Um dies zu gewährleisten, braucht es freilich einen geeigneten Lagerplatz – und da kommt das Bioprobenlager in München ins Spiel. Die deutschlandweit größte Einrichtung ihrer Art wurde in den vergangenen drei Jahren für rund 17 Millionen Euro errichtet und gestern eröffnet. Hier sollen rund zwei Drittel aller Bioproben der NAKO-Studie für dreißig Jahre eingelagert werden. Der Rest bleibt bei den Studienzentren. Das neue Gebäude in München verfügt über zwei Lagersysteme. Zum einen gibt es einen quadratischen, etwa fünf Meter langen Gefrierschrank, in dem 2,7 Millionen Proben bei minus 80 Grad aufbewahrt werden können.
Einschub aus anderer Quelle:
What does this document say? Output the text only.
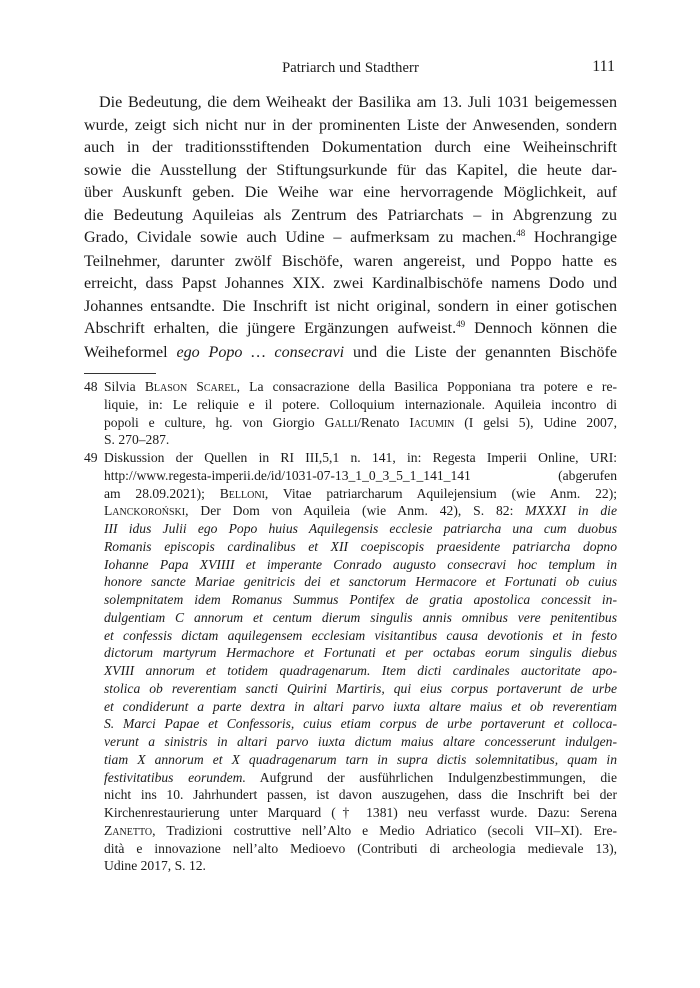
Patriarch und Stadtherr	111

Die Bedeutung, die dem Weiheakt der Basilika am 13. Juli 1031 beigemessen
wurde, zeigt sich nicht nur in der prominenten Liste der Anwesenden, sondern
auch in der traditionsstiftenden Dokumentation durch eine Weiheinschrift
sowie die Ausstellung der Stiftungsurkunde für das Kapitel, die heute dar-
über Auskunft geben. Die Weihe war eine hervorragende Möglichkeit, auf
die Bedeutung Aquileias als Zentrum des Patriarchats – in Abgrenzung zu
Grado, Cividale sowie auch Udine – aufmerksam zu machen.$^{48}$ Hochrangige
Teilnehmer, darunter zwölf Bischöfe, waren angereist, und Poppo hatte es
erreicht, dass Papst Johannes XIX. zwei Kardinalbischöfe namens Dodo und
Johannes entsandte. Die Inschrift ist nicht original, sondern in einer gotischen
Abschrift erhalten, die jüngere Ergänzungen aufweist.$^{49}$ Dennoch können die
Weiheformel ego Popo … consecravi und die Liste der genannten Bischöfe

48 Silvia Blason Scarel, La consacrazione della Basilica Popponiana tra potere e re-
liquie, in: Le reliquie e il potere. Colloquium internazionale. Aquileia incontro di
popoli e culture, hg. von Giorgio Galli/Renato Iacumin (I gelsi 5), Udine 2007,
S. 270–287.
49 Diskussion der Quellen in RI III,5,1 n. 141, in: Regesta Imperii Online, URI:
http://www.regesta-imperii.de/id/1031-07-13_1_0_3_5_1_141_141   (abgerufen
am 28.09.2021); Belloni, Vitae patriarcharum Aquilejensium (wie Anm. 22);
Lanckoroński, Der Dom von Aquileia (wie Anm. 42), S. 82: MXXXI in die
III idus Julii ego Popo huius Aquilegensis ecclesie patriarcha una cum duobus
Romanis episcopis cardinalibus et XII coepiscopis praesidente patriarcha dopno
Iohanne Papa XVIIII et imperante Conrado augusto consecravi hoc templum in
honore sancte Mariae genitricis dei et sanctorum Hermacore et Fortunati ob cuius
solempnitatem idem Romanus Summus Pontifex de gratia apostolica concessit in-
dulgentiam C annorum et centum dierum singulis annis omnibus vere penitentibus
et confessis dictam aquilegensem ecclesiam visitantibus causa devotionis et in festo
dictorum martyrum Hermachore et Fortunati et per octabas eorum singulis diebus
XVIII annorum et totidem quadragenarum. Item dicti cardinales auctoritate apo-
stolica ob reverentiam sancti Quirini Martiris, qui eius corpus portaverunt de urbe
et condiderunt a parte dextra in altari parvo iuxta altare maius et ob reverentiam
S. Marci Papae et Confessoris, cuius etiam corpus de urbe portaverunt et colloca-
verunt a sinistris in altari parvo iuxta dictum maius altare concesserunt indulgen-
tiam X annorum et X quadragenarum tarn in supra dictis solemnitatibus, quam in
festivitatibus eorundem. Aufgrund der ausführlichen Indulgenzbestimmungen, die
nicht ins 10. Jahrhundert passen, ist davon auszugehen, dass die Inschrift bei der
Kirchenrestaurierung unter Marquard († 1381) neu verfasst wurde. Dazu: Serena
Zanetto, Tradizioni costruttive nell’Alto e Medio Adriatico (secoli VII–XI). Ere-
dità e innovazione nell’alto Medioevo (Contributi di archeologia medievale 13),
Udine 2017, S. 12.
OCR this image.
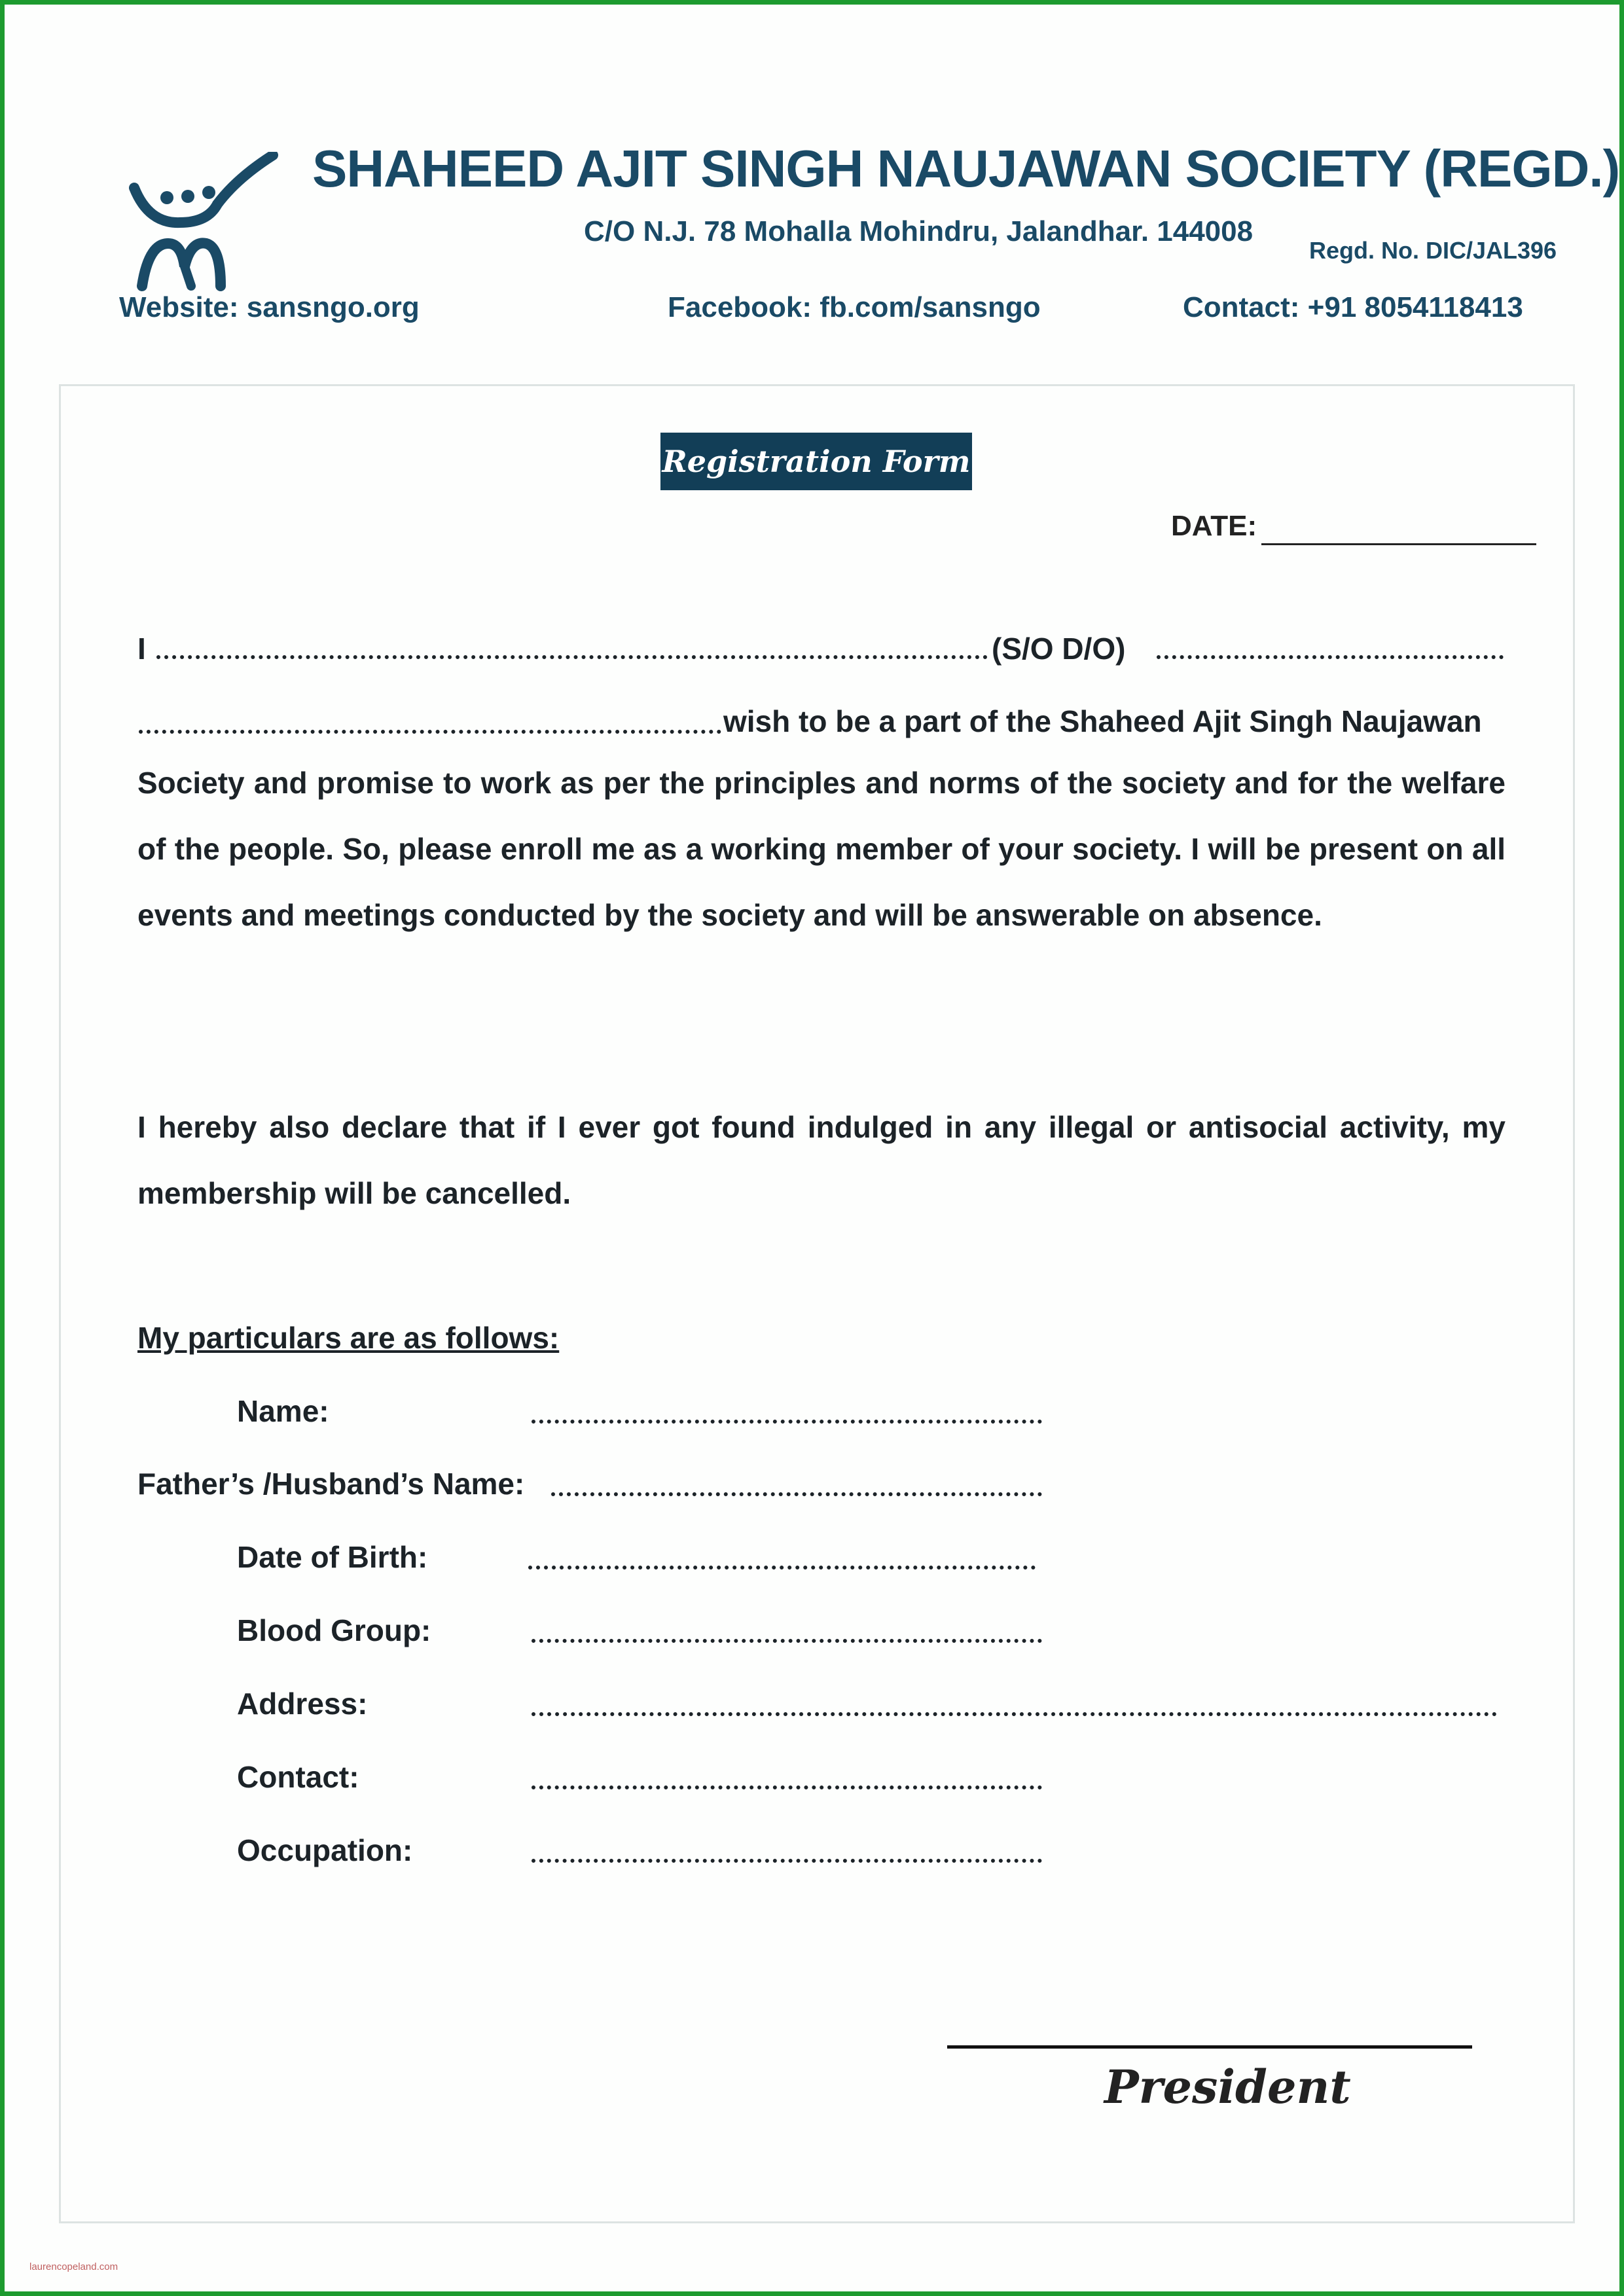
SHAHEED AJIT SINGH NAUJAWAN SOCIETY (REGD.)
C/O N.J. 78 Mohalla Mohindru, Jalandhar. 144008
Regd. No. DIC/JAL396
Website: sansngo.org	Facebook: fb.com/sansngo	Contact: +91 8054118413
Registration Form
DATE:
I	(S/O D/O)
wish to be a part of the Shaheed Ajit Singh Naujawan
Society and promise to work as per the principles and norms of the society and for the welfare of the people. So, please enroll me as a working member of your society. I will be present on all events and meetings conducted by the society and will be answerable on absence.
I hereby also declare that if I ever got found indulged in any illegal or antisocial activity, my membership will be cancelled.
My particulars are as follows:
Name:
Father’s /Husband’s Name:
Date of Birth:
Blood Group:
Address:
Contact:
Occupation:
President
laurencopeland.com
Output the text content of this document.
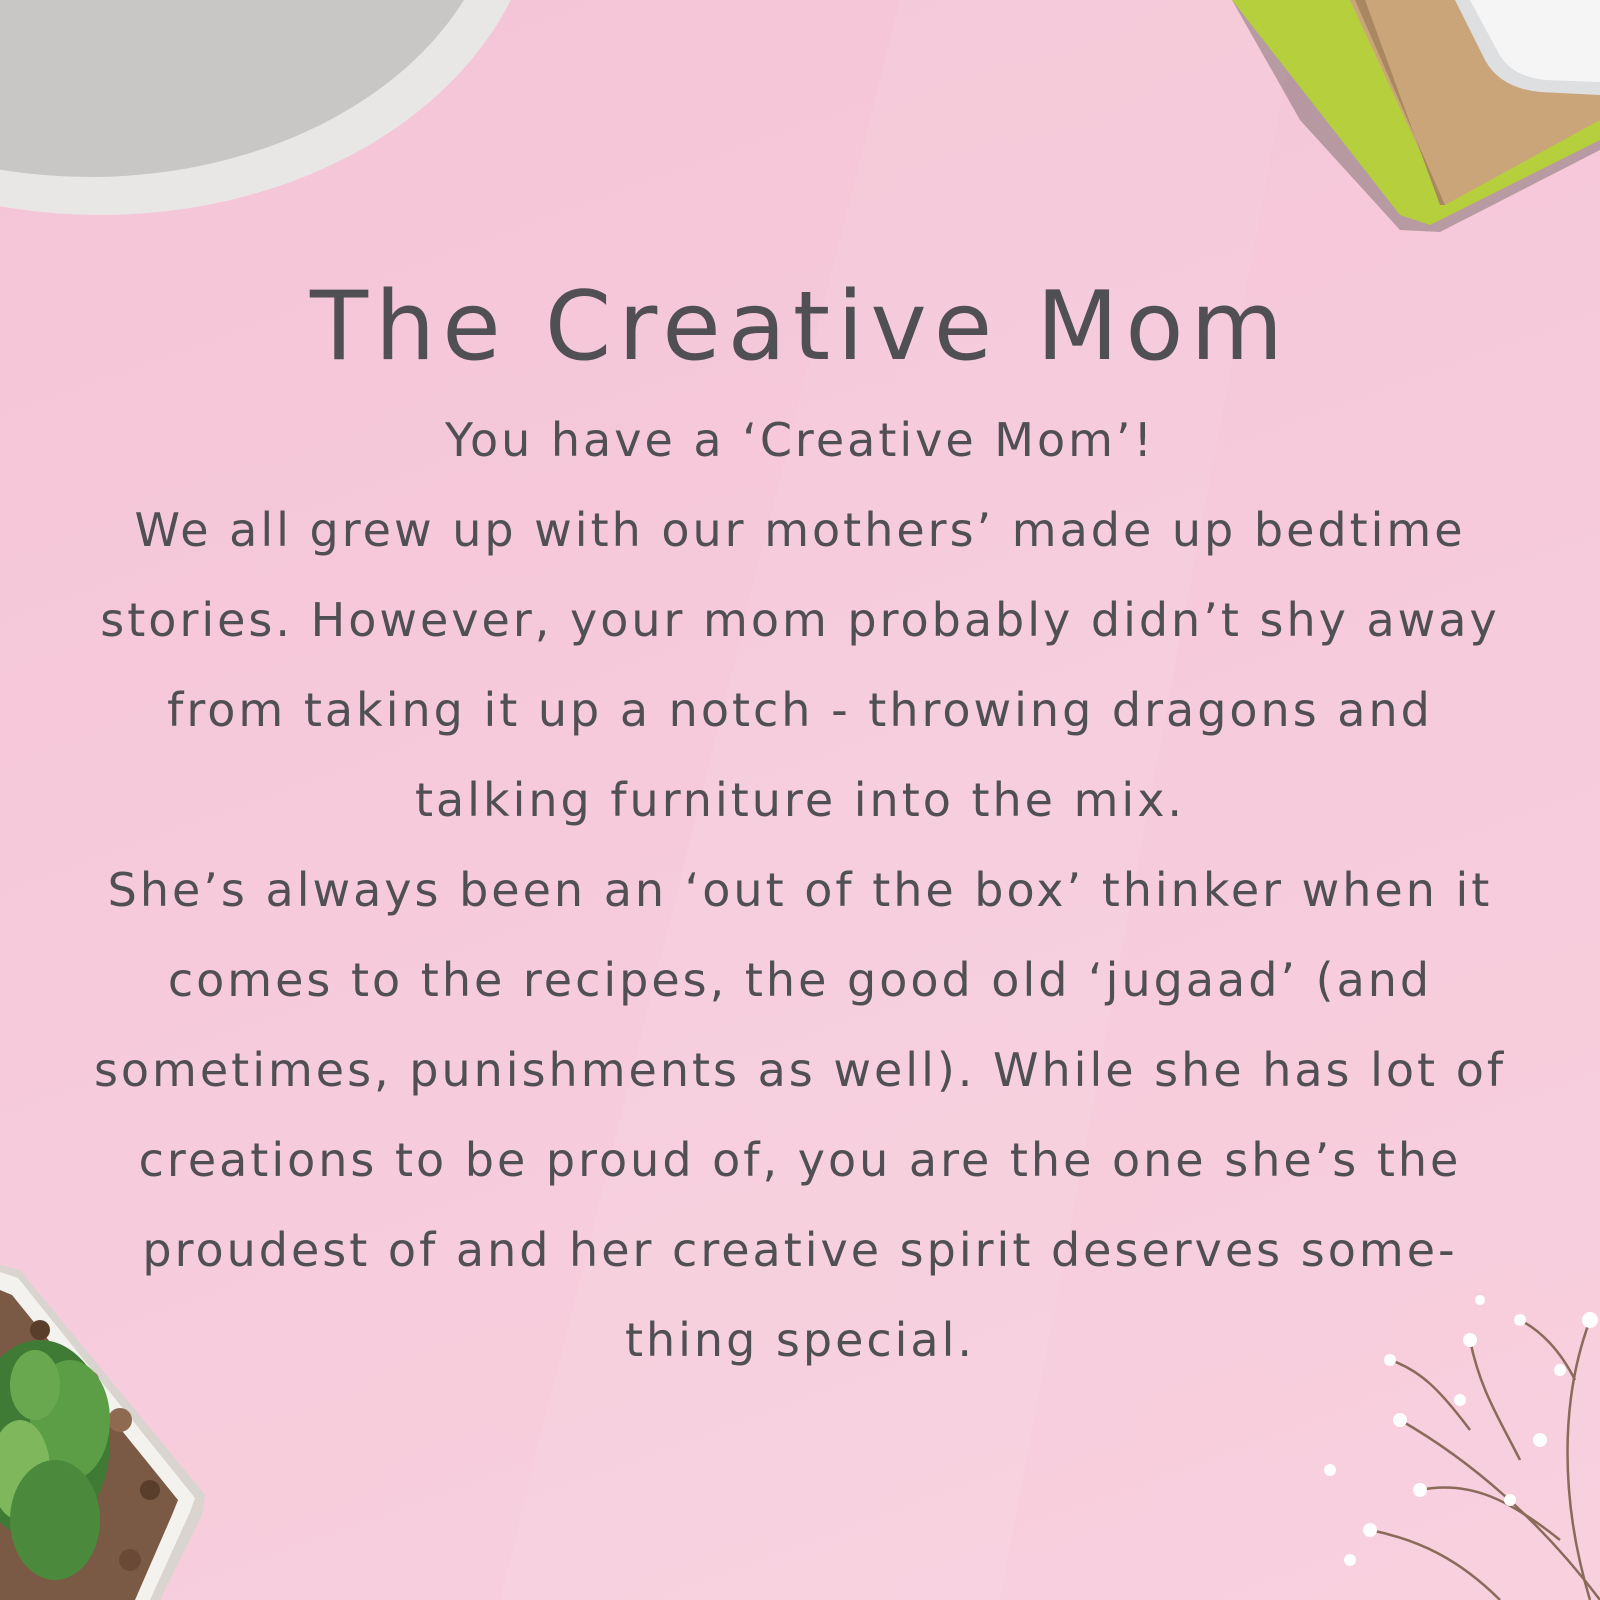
The Creative Mom

You have a ‘Creative Mom’!

We all grew up with our mothers’ made up bedtime

stories. However, your mom probably didn’t shy away

from taking it up a notch - throwing dragons and

talking furniture into the mix.

She’s always been an ‘out of the box’ thinker when it

comes to the recipes, the good old ‘jugaad’ (and

sometimes, punishments as well). While she has lot of

creations to be proud of, you are the one she’s the

proudest of and her creative spirit deserves some-

thing special.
Zum anderen, und das ist das Herzstück der Anlage, stehen in einer großen Halle 23 Stickstofftanks. Ein jeder davon bietet Platz für eine Million Bioproben – gelagert bei minus 180 Grad. Ein Spezialroboter, der auch bei extremer Kälte funktioniert, übernimmt dabei vollautomatisch den Ein- und Auslagerungsprozess. Denn, so Annette Peters: „Menschen machen bei der Sortierung von Proben Fehler. Da sind uns die Maschinen überlegen.“
Schätze der Wissenschaft
Maschinen sollen den Wissenschaftlern dereinst auch bei der Analyse der Bioproben zur Seite stehen. Mithilfe künstlicher Intelligenz, sagt Matthias Tschöp, könne man „wissenschaftliche Schätze unvorstellbarer Ausmaße“heben. Und auch hier gilt wieder: ganz ohne die üblichen Utensilien eines Schatzjägers – sondern nur mithilfe des Computers.